The French now had recompense for the toils they had undergone. The bodies of the slain and drowned Mamelukes were rifled, and, it being the custom for those warriors to carry their wealth about them, a single corpse often made a soldier's fortune. In the deserted harems of the chiefs at Cairo, and in the neighbouring villages, men at length found proofs that "eastern luxury" is no empty name. The savans ransacked the monuments of antiquity, and formed collections which will ever reflect honour on their zeal and skill. Napoleon himself visited the interior of the Great Pyramid, and on entering the secret chamber, in which, 3000 years before, some Pharaoh had been in-urned, repeated once more his confession of faith—"There is no God but God, and Mahomet is his prophet." The bearded orientals who accompanied him, concealed their doubts of his orthodoxy, and responded very solemnly, "God is merciful. Thou hast spoken like the most learned of the prophets."

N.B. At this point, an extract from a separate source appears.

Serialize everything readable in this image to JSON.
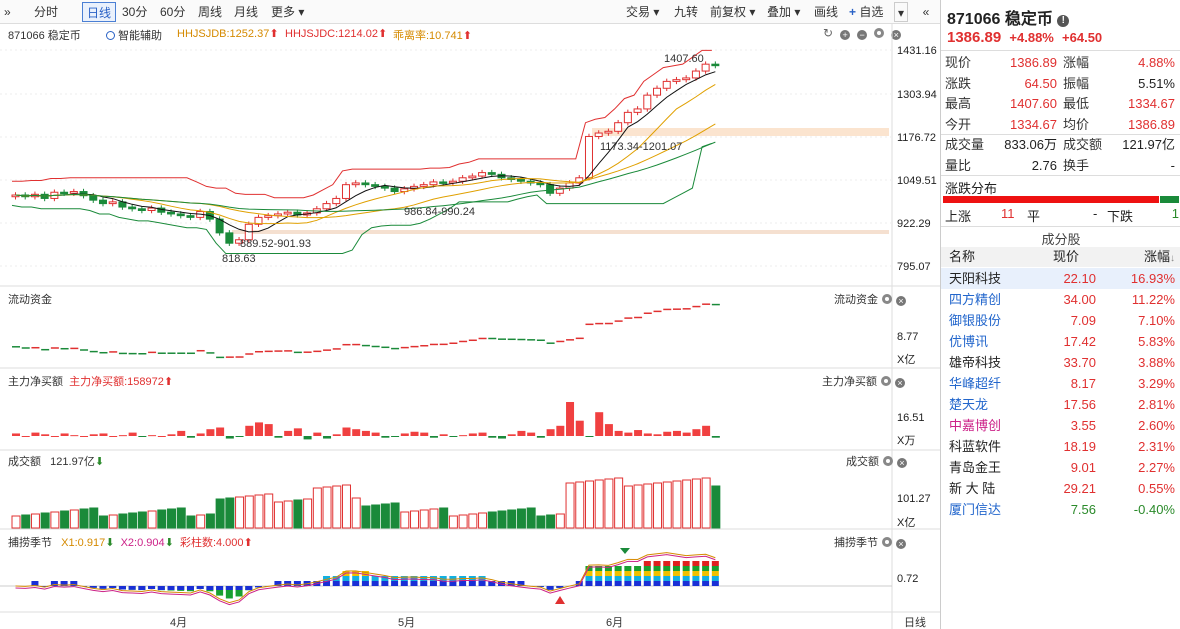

While Napoleon was thus pursuing his career of victory in the interior, Nelson, having scoured the Mediterranean in quest of him, once more returned to the coast of Egypt. He arrived within sight of the towers of Alexandria on the 1st of August—ten days after the battle of the Pyramids had been fought and won—and found Brueyes still at his moorings in the bay of Aboukir. Nothing seems to be more clear than that the French admiral ought to have made the best of his way to France, or at least to Malta, the moment the army had taken possession of Alexandria. Napoleon constantly asserted that he had urged Brueyes to do so. Brueyes himself lived not to give his testimony; but Gantheaume, the vice-admiral, always persisted in stating, in direct contradiction to Buonaparte, that the fleet remained by the General's express desire. The testimonies being thus balanced, it is necessary to consult other materials of judgment; and it appears extremely difficult to doubt that the French admiral,—who, it is acknowledged on all hands, dreaded the encounter of Nelson—remained off Alexandria for the sole purpose of aiding the motions of the army, and in consequence of what he at least conceived to be the wish of its general. However this might have been, the results of his delay were terrible.

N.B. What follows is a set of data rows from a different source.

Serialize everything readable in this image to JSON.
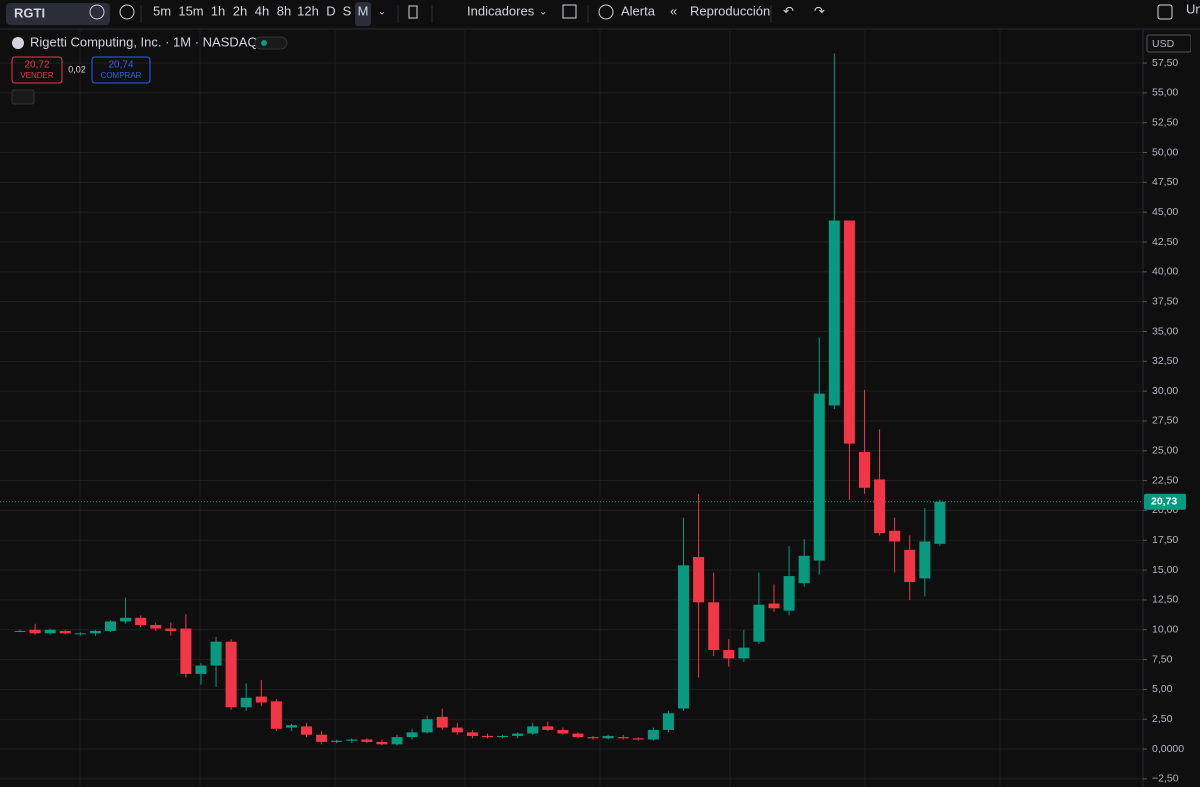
{
  "toolbar": {
    "symbol": "RGTI",
    "intervals": [
      "5m",
      "15m",
      "1h",
      "2h",
      "4h",
      "8h",
      "12h",
      "D",
      "S",
      "M"
    ],
    "indicators": "Indicadores",
    "alert": "Alerta",
    "replay": "Reproducción",
    "right_cut": "Un"
  },
  "legend": {
    "title": "Rigetti Computing, Inc. · 1M · NASDAQ",
    "sell_price": "20,72",
    "sell_label": "VENDER",
    "spread": "0,02",
    "buy_price": "20,74",
    "buy_label": "COMPRAR"
  },
  "currency": "USD",
  "chart_data": {
    "type": "candlestick",
    "up_color": "#089981",
    "down_color": "#f23645",
    "grid": true,
    "ylim": [
      -3.18,
      60.27
    ],
    "yticks": [
      {
        "value": -2.5,
        "label": "−2,50"
      },
      {
        "value": 0,
        "label": "0,0000"
      },
      {
        "value": 2.5,
        "label": "2,50"
      },
      {
        "value": 5,
        "label": "5,00"
      },
      {
        "value": 7.5,
        "label": "7,50"
      },
      {
        "value": 10,
        "label": "10,00"
      },
      {
        "value": 12.5,
        "label": "12,50"
      },
      {
        "value": 15,
        "label": "15,00"
      },
      {
        "value": 17.5,
        "label": "17,50"
      },
      {
        "value": 20,
        "label": "20,00"
      },
      {
        "value": 22.5,
        "label": "22,50"
      },
      {
        "value": 25,
        "label": "25,00"
      },
      {
        "value": 27.5,
        "label": "27,50"
      },
      {
        "value": 30,
        "label": "30,00"
      },
      {
        "value": 32.5,
        "label": "32,50"
      },
      {
        "value": 35,
        "label": "35,00"
      },
      {
        "value": 37.5,
        "label": "37,50"
      },
      {
        "value": 40,
        "label": "40,00"
      },
      {
        "value": 42.5,
        "label": "42,50"
      },
      {
        "value": 45,
        "label": "45,00"
      },
      {
        "value": 47.5,
        "label": "47,50"
      },
      {
        "value": 50,
        "label": "50,00"
      },
      {
        "value": 52.5,
        "label": "52,50"
      },
      {
        "value": 55,
        "label": "55,00"
      },
      {
        "value": 57.5,
        "label": "57,50"
      }
    ],
    "last_price": {
      "value": 20.73,
      "label": "20,73"
    },
    "open": [
      9.9,
      10,
      9.7,
      9.9,
      9.7,
      9.7,
      9.9,
      10.7,
      11,
      10.4,
      10.1,
      10.1,
      6.3,
      7,
      9,
      3.5,
      4.4,
      4,
      1.8,
      1.9,
      1.2,
      0.6,
      0.7,
      0.8,
      0.6,
      0.4,
      1,
      1.4,
      2.7,
      1.8,
      1.4,
      1.1,
      1,
      1.1,
      1.3,
      1.9,
      1.6,
      1.3,
      1,
      0.9,
      1,
      0.9,
      0.8,
      1.6,
      3.4,
      16.1,
      12.3,
      8.3,
      7.6,
      9,
      12.2,
      11.6,
      13.9,
      15.8,
      28.8,
      44.3,
      24.9,
      22.6,
      18.3,
      16.7,
      14.3,
      17.2
    ],
    "high": [
      10,
      10.5,
      10.1,
      10,
      9.8,
      10,
      10.8,
      12.7,
      11.2,
      10.6,
      10.6,
      11.3,
      7.2,
      9.4,
      9.2,
      5.5,
      5.8,
      4.2,
      2.1,
      2.2,
      1.5,
      0.8,
      0.9,
      0.9,
      0.8,
      1.2,
      1.7,
      2.8,
      3.4,
      2.2,
      1.6,
      1.3,
      1.2,
      1.4,
      2.2,
      2.3,
      1.8,
      1.4,
      1.1,
      1.2,
      1.2,
      1,
      1.8,
      3.2,
      19.4,
      21.4,
      14.8,
      9.2,
      10,
      14.8,
      13.8,
      17,
      17.6,
      34.5,
      58.3,
      44.3,
      30.1,
      26.8,
      19.4,
      17.9,
      20.2,
      20.9
    ],
    "low": [
      9.8,
      9.6,
      9.6,
      9.6,
      9.5,
      9.5,
      9.8,
      10.5,
      10.2,
      9.9,
      9.5,
      6,
      5.4,
      5.2,
      3.3,
      3.2,
      3.6,
      1.5,
      1.5,
      1,
      0.4,
      0.5,
      0.5,
      0.5,
      0.3,
      0.3,
      0.8,
      1.3,
      1.6,
      1.2,
      0.9,
      0.9,
      0.9,
      0.9,
      1.2,
      1.5,
      1.2,
      0.9,
      0.8,
      0.8,
      0.8,
      0.7,
      0.7,
      1.4,
      3.2,
      6,
      7.8,
      6.9,
      7.3,
      8.8,
      11.5,
      11.2,
      13.6,
      14.6,
      28.5,
      20.9,
      21.4,
      17.9,
      14.8,
      12.5,
      12.8,
      17
    ],
    "close": [
      9.9,
      9.7,
      10,
      9.7,
      9.7,
      9.9,
      10.7,
      11,
      10.4,
      10.1,
      9.9,
      6.3,
      7,
      9,
      3.5,
      4.3,
      3.9,
      1.7,
      2,
      1.2,
      0.6,
      0.7,
      0.8,
      0.6,
      0.4,
      1,
      1.4,
      2.5,
      1.8,
      1.4,
      1.1,
      1,
      1.1,
      1.3,
      1.9,
      1.6,
      1.3,
      1,
      0.9,
      1.1,
      0.9,
      0.8,
      1.6,
      3,
      15.4,
      12.3,
      8.3,
      7.6,
      8.5,
      12.1,
      11.8,
      14.5,
      16.2,
      29.8,
      44.3,
      25.6,
      21.9,
      18.1,
      17.4,
      14,
      17.4,
      20.73
    ]
  }
}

The French fleet were moored in a semicircle in the bay of Aboukir, so near the shore, that, as their admiral believed, it was impossible for the enemy to come between him and the land. He expected, therefore, to be attacked on one side only, and thought himself sure that the English could not renew their favourite manœuvre of breaking the line,[25] and so at once dividing the opposed fleet, and placing the ships individually between two fires. But Nelson daringly judged that his ships might force a passage between the French and the land, and succeeding in this attempt, instantly brought on the conflict, in the same dreaded form which Brueyes had believed impossible. The details of this great sea fight belong to the history of the English hero.[26] The battle was obstinate—it lasted more than twenty hours, including the whole night. A solitary pause occurred at midnight, when the French admiral's ship L'Orient, a superb vessel of 120 guns, took fire, and blew up in the heart of the conflicting squadrons, with an explosion that for a moment silenced rage in awe. The admiral himself perished. Next morning two shattered ships, out of all the French fleet, with difficulty made their escape to the open sea. The rest of all that magnificent array had been utterly destroyed, or remained in the hands of the English.

Such was the battle of Aboukir, in which Nelson achieved, with a force much inferior to the French, what he himself called, "not a victory, but a conquest." Three thousand French seamen reached the shore: a greater number died. Had the English admiral possessed frigates, he must have forced his way into the harbour of Alexandria, and seized the whole stores and transports of the army. As things were, the best fleet of the Republic had ceased to be; the blockade of the coast was established: and the invader, completely isolated from France, must be content to rely on his own arms and the resources of Egypt.